Saturday, December 21, 2013

Teaser: a work in progress


This is the first scene from "A Ghost in Gaslight", a story that will eventually be the first part of the new novel, Donovan's Twist. Join me now in London, in the summer of 1856.


Streaming inward over the summer windows, fine lace, fine shadows dance just out of reach tickling the ordinary brown hair out of its long braid. Susan Pickering in her maiden’s bed, plumped up on pillows, with a prince of Faery’s sketchbook on her knees. 

By promise and instinct, stealing light from the painted globes of the lamp in a prodigal expense of oil, her pencil skates across the paper almost on its own. Shading and correcting as she goes, Susan’s left hand follows the magic; the rebellious hand that no governess has been able to bind or slap or exorcise into submission.

Round spectacles slide to the tip of her straight English nose. In a pause for breath, a finger tip shoves them back into place, then finds the paper again.

As always. the pictures swarming over the paper seem only partly her own, drawn from memory, perhaps, or a dream—but whose? A cat curled on a cushion, a stone well head, caged bird, a parade of monks gliding through a pointed Gothic archway in a ruined priory. People she knew, delicately approached, talked of automatic writing and spirits. They could have no idea, knew no more than she.


When she stops, she has covered two pages with drawings she scarcely understands. Squinting, Susan scrutinizes each one, seeing her own work as if for the first time. They would make sense, of a kind, if she asked them too. That’s the magic. Can it wait, just a little?

A fresh page opens under her hand. The drawing this time grows more slowly, deliberately

as she considers her subject. She could draw him in the dark—the bright eyes, the mocking mouth, the outrageous whiskers that frame a dear face under his ridiculous bowler hat.

Where is he tonight, she wonders, shading the planes of broad cheekbones, the star at the corner of his mouth. They would marry at Christmas, perhaps. A year after their first meeting, Or next year, or the year after that, or when she could no longer bear to keep her last secrets. If he is not tired of waiting. If she has not gotten old. But where was he now, her wandering lodger, her beloved? Anywhere, somewhere, chasing a story. Chasing, chased, chaste.
 A modest smile pleats the corners of her eyes, creases the small mouth lighting the plain face. Sensible Susan transformed. Ned Donovan, crack reporter, ridiculous, transforming, would laugh out loud.  A few more strokes add a collar, the shoulders of his coat; sketch him into a scene she has only imagined. Finally, pencil thrust behind her ear, Susan Pickering sits back admiring her work and God’s. Vibrating to the magic waiting in this image as well as the others. Something is coming, that much she knows, and she will need him. She has to know more.

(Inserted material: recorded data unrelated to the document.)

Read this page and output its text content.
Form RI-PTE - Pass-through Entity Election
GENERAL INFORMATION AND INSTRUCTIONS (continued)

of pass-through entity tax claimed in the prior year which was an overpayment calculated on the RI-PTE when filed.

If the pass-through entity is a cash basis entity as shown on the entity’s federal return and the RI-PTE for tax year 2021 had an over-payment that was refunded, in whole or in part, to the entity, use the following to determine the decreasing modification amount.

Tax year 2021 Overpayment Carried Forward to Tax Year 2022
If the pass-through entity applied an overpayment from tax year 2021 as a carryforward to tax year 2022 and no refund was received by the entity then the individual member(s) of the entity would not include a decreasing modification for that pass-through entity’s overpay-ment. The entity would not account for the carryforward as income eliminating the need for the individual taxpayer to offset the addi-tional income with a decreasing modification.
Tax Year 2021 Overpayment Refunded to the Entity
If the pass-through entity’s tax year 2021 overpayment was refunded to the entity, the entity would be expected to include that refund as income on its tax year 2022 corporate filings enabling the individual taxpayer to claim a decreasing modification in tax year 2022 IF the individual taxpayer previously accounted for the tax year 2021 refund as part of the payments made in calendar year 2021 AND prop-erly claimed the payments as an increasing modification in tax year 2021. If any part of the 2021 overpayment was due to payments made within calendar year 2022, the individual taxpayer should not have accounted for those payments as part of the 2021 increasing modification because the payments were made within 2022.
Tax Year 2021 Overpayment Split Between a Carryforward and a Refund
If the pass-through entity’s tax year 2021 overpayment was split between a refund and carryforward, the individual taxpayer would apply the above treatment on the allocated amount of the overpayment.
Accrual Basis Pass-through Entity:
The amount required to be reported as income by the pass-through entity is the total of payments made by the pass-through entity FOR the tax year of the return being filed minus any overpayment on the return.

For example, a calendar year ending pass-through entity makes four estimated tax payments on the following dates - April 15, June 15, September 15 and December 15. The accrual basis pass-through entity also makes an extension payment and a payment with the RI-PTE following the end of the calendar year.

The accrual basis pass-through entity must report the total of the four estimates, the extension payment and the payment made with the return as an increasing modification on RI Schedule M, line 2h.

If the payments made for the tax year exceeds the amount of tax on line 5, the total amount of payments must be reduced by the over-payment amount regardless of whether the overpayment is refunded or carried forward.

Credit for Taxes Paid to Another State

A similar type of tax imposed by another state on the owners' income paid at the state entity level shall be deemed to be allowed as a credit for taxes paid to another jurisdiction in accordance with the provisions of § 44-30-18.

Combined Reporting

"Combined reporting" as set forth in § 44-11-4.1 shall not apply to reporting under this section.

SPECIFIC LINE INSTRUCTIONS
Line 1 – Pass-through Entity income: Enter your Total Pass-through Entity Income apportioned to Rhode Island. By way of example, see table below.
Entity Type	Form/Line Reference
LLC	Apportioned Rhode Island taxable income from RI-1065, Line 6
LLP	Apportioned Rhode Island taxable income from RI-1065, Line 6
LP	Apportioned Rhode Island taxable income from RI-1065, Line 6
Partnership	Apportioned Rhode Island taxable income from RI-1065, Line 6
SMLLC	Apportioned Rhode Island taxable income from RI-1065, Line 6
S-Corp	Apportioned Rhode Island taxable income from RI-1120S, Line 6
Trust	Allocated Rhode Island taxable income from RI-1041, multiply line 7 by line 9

“Show me,” Susan whispers, and settles back into her pillows to watch.

Nothing happens, not at once. Then with aching slowness the pencil lines begin to shift, lines cross-hatching, overlapping in an illusion of movement like the flickering figures in a zoetrope machine. The expression falls, the mouth loses its humor, the face turns away from her to look over his shoulder at something she did not put there. A smudge, a smear of graphite a figure in flailing rags quite small but expanding and more solid as if racing towards him, but the distance is very great, reaching out for Ned. Or for Susan. 



 She gasps and shakes the book. “No, no. He can’t see it. He can’t see it. Donovan, turn around!” The magic has always been silent. Even if she raises her voice he cannot hear her. “Oh what good is it if I can’t… No!”

The smudge is a busy, roiling mass of scribbles and fluttering lines. No shape, no face. Wicked. Hungry. Mad. But all around her the sultry airs of an English summer have become a desert wind, a sirocco drawing all joy and hope from the room, from her life. It is coming for them both.


“Stop!”

A gum eraser flies into the plain, unremarkable fingers. She dashes it against the frozen figure, scrubbing it away. And someone screams.